I might use exactly none of those words in the final edit. But I have still figured out the conflict between Abby and Steph’s mom here — Steph’s mom has an impulse to exert parental control over Abby, at least partly driven by feeling that she failed to do that with Steph. Abby needs to make her own decisions, like mot teenagers, but also, how can you possibly explain the whole being-a-werewolf thing to your adopted sorta-grandmother? Still, she doesn’t want to make Steph’s mom feel bad, so she tries to explain why she’s not very responsive to parental control, and finds herself touching on something emotionally deeper and more upsetting than what she intended to be talking about.

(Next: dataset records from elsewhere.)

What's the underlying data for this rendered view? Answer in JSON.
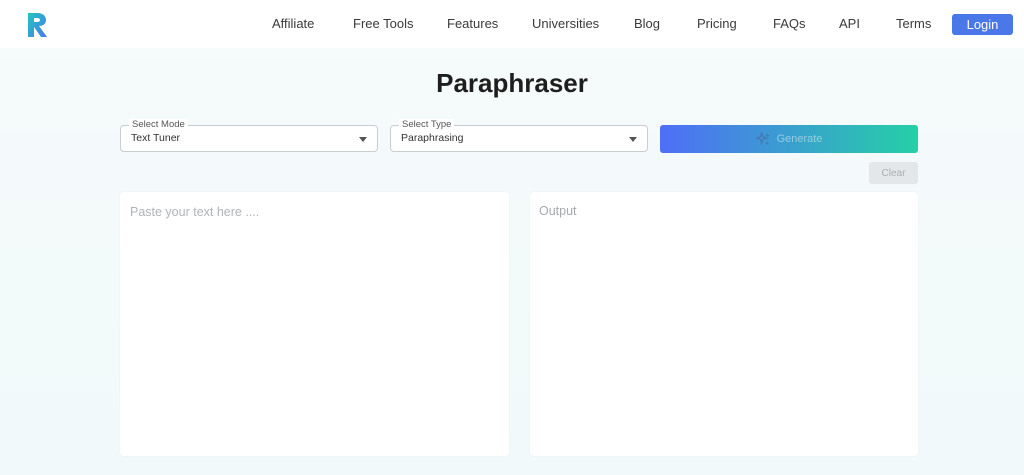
{
  "brand": {
    "accent": "#4f6ef7",
    "accent_end": "#25d0a6"
  },
  "nav": {
    "items": [
      "Affiliate",
      "Free Tools",
      "Features",
      "Universities",
      "Blog",
      "Pricing",
      "FAQs",
      "API",
      "Terms"
    ],
    "login_label": "Login",
    "login_color": "#4a78e8"
  },
  "page": {
    "title": "Paraphraser"
  },
  "controls": {
    "mode": {
      "label": "Select Mode",
      "value": "Text Tuner"
    },
    "type": {
      "label": "Select Type",
      "value": "Paraphrasing"
    },
    "generate_label": "Generate",
    "clear_label": "Clear"
  },
  "editor": {
    "input_placeholder": "Paste your text here ....",
    "output_placeholder": "Output"
  }
}
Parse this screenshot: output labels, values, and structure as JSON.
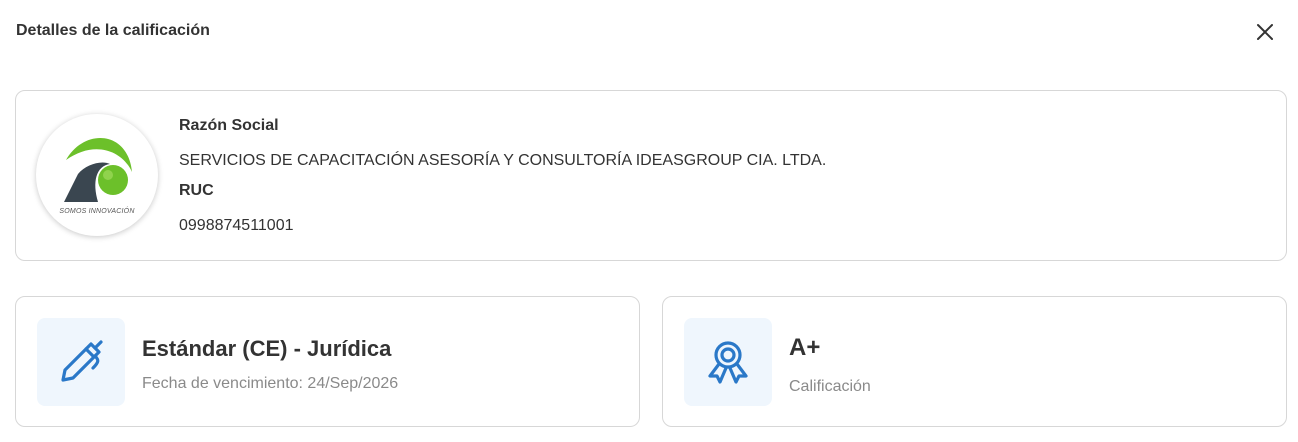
{
  "modal": {
    "title": "Detalles de la calificación",
    "close_icon": "close-icon"
  },
  "company": {
    "logo_icon": "company-logo",
    "logo_tagline": "SOMOS INNOVACIÓN",
    "razon_social_label": "Razón Social",
    "razon_social_value": "SERVICIOS DE CAPACITACIÓN ASESORÍA Y CONSULTORÍA IDEASGROUP CIA. LTDA.",
    "ruc_label": "RUC",
    "ruc_value": "0998874511001"
  },
  "certificate": {
    "icon": "pen-icon",
    "title": "Estándar (CE) - Jurídica",
    "subtitle": "Fecha de vencimiento: 24/Sep/2026"
  },
  "rating": {
    "icon": "award-ribbon-icon",
    "value": "A+",
    "label": "Calificación"
  },
  "colors": {
    "accent_blue": "#2a78c8",
    "icon_tile_bg": "#eff6fd",
    "logo_green": "#6cc02a",
    "logo_dark": "#3a4650",
    "border": "#d7d7d7"
  }
}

Also, notice the general lack of capitalization. That’s how you can tell I was writing this in Evernote instead of in Scrivener, because I have Scrivener set to capitalize new sentences automatically. It was sort of an experiment to see how well Evernote (which I already use in a possibly futile attempt to keep my life from spiraling madly out of control) and my iPad worked as a primary writing combo.
I think Evernote works for pre-writing and planning and idea-capturing fairly well, but it can’t replace Scrivener as a final-version drafting tool. It lacks certain basic features, such as global search-replace for that one character whose name I keep changing, and it does not replicate Scrivener’s nesting architecture at all. The structure I like to use puts scenes within chapters within story sections within beats within acts. The beats and acts more or less conform to Blake Snyder’s Save the Cat Beat Sheet.
This structure helps me locate individual scenes when I’m looking for them, but the ability to look at the story in layers also helps me think about the layered story arcs. You know, is there movement in this scene, in this chapter, in this section, in this story beat. Evernote is much flatter — notes within notebooks within stacks is the limit of its nesting.
But the real problem turned out to be sort order. Scrivener allows you to just put things in a certain order, while the only real way to sort things in Evernote is using titles. I made a stab at coming up with a title-sort-scheme early in the process, but quickly realized that it was too cumbersome when doing things like breaking up a scene into two sub-scenes, or anything else that changed the order of scenes.
So, what do I have now? A pre-drafted novel waiting to be turned into an actual draft. That seems like a reasonably productive November.